II Encore un verre, après je me couche par terre …

Je me couche par terre. Pas comme Adam, sur l’humus, mais sur un tapis. Sous ma tente. J’avais élevé un autel, accompli un sacrifice avec les fils (la première messe dans la tradition chrétienne). Et planté une vigne, et vendangé, et bu! Trop bu. La terre a continué de tanguer, comme en mer, avant. L’histoire n’est pas linéaire, pas moyen de repartir en chantant dans un monde lavé une fois pour toutes. Et que s’est-il passé dans ce mauvais sommeil?

H’am, père de Canaan, vit la nudité de son père. Et il le dit à ses deux frères dehors.

H’am ne devait-il pas voir ou ne devait-il pas dire? La faute a-t-elle trait à la vision d’un corps interdit ou au récit de cette vision? Est-ce la vio­lation d’un espace privé qui est condamnable ou le non-respect d’un devoir de discrétion qui aurait dû être la marque du respect filial? Pour les commentateurs traditionnels, il ne s’agit en réalité ni de l’un ni de l’autre. La transgression de H’am n’est pas affaire de regard ou de parole, mais d’acte. Leur conviction se fonde sur le ver­set qui suit immédiatement le récit. Il y est dit que Noé se réveille, reprend conscience après l’ivresse, et connaît alors ce que lui avait fait son plus jeune fils.

Un regard dérobé ou une parole échappée laisseraient-ils des stigmates propres à fonder une aussi intime conviction? Quel acte a pu laisser une trace si perceptible dès l’éveil et surtout si apte à déclencher la colère du père? Le fils de Noé a dû faire quelque chose qui dépasse de loin la vision et la parole. Le Talmud l’affirme sans équivoque: H’am a violé ou castré son père –Talmud de Babylone -traité Sanhédrin 70a, cité par Rashi. La nudité est découverte: cette expression biblique est toujours interprétée, par les commentateurs, comme un euphémisme pour désigner une rela­tion sexuelle.

H’am, détail de la Dérision de Noé, Bellini

Dans la vie de Noé, les espaces semblent vio­lés de façon répétée: une famille vit en huis clos, dans l’extrême intimité d’un bateau sans issue, pendant les quarante jours de sa traversée. Une fois la terre retrouvée, Noé établit enfin un espace d’intimité, sa tente. Mais la frontière de ce refuge est immédiatement forcée. Son monde est pénétré par la voie de sa tente, voire de son propre corps. On assiste à une violation de fron­tière et d’espace, une violence perpétrée contre le père dans son corps ou dans sa pro­priété, dont la limite est devenue perméable, et donc propice à l’intrusion.

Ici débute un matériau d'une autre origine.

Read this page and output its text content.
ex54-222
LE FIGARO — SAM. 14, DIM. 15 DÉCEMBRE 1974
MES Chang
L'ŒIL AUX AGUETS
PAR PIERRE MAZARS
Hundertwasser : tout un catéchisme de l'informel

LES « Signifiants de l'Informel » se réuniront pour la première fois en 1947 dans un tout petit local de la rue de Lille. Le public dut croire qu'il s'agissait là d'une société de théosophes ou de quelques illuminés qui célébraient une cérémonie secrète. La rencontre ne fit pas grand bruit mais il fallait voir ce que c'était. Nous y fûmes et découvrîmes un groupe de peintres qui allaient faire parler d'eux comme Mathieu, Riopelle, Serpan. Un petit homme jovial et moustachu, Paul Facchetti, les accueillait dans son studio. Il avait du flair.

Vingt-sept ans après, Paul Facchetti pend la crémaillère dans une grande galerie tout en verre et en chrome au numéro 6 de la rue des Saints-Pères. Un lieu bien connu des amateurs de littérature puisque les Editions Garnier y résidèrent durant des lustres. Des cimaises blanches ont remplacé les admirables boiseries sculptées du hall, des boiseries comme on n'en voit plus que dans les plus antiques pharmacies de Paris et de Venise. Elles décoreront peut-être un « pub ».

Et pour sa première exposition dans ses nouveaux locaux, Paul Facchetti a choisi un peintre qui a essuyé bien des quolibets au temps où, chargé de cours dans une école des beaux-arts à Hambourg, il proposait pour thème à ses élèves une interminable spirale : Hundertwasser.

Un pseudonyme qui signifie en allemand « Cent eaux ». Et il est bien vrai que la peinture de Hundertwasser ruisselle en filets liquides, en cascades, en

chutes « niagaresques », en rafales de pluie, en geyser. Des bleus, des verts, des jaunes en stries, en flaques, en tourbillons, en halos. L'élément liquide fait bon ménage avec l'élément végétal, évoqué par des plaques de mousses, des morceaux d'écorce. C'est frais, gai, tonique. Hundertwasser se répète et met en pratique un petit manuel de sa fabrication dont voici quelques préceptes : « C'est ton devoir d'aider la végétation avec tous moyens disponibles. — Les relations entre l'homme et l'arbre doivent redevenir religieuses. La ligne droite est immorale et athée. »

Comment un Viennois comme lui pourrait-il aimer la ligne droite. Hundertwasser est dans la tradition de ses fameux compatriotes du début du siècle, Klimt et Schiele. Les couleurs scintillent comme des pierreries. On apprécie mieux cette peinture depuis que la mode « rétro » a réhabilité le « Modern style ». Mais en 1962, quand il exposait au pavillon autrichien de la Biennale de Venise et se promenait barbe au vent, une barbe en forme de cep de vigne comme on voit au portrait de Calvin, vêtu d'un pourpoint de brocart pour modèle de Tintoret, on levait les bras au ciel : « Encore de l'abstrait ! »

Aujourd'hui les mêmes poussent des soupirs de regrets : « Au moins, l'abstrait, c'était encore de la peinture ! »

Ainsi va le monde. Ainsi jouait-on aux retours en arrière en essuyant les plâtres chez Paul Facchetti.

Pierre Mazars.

Dans son livre Célébration biblique, Elie Wiesel décèle en Noé l’incarnation du survivant à la catastrophe. Ce rescapé figure l’homme trauma­tisé, de surcroît victime dans sa tente d’un nou­veau traumatisme dont les répercussions dépassent largement sa génération. Selon la lecture rabbinique, Noé, violé ou castré, est atteint dans sa chair, sa peau est arrachée. Le mot traumatisme désigne à l’origine une lésion cutanée (Trauma en grec est une blessure). C’est à partir de cette idée d’une surface der­mique arrachée que Freud construit le concept psychique qui joue dans sa théorie un rôle déterminant et désigne le traumatisme comme un corps étranger qui, longtemps encore après son irruption, continue à jouer un rôle actif.

L’expulsion du jardin d’Éden marque la fin d un monde et l’entrée dans un temps ou l’on ne peut plus en principe faire un avec l’autre. Adam sait qu’il est nu car dorénavant, l’Homme est irrémédiablement séparé de son prochain par des membranes qui, à la manière d’une peau, le recouvrent. C’est cette surface nue que l’Homme couvre pudiquement, pour pouvoir lentement s’en découvrir.

XIéme siècle

L’épisode de Noé, deuxième homme nu de l’histoire biblique, est une version rembobinée de l’histoire précédente. Noé tente d’opérer une régression, une tentative de retour au paradis perdu. Là où son ancêtre gagnait en conscience, lui en perd: dans son ivresse, il ne se sait plus nu. Il joue la scène des origines à l’envers: Adam et Eve sortent d’une fusion originelle, se savent nus et se couvrent, tandis que Noé tente d’y retourner et pour cela se déshabille. Mais l’his­toire ne s’écrit pas innocemment à l’envers.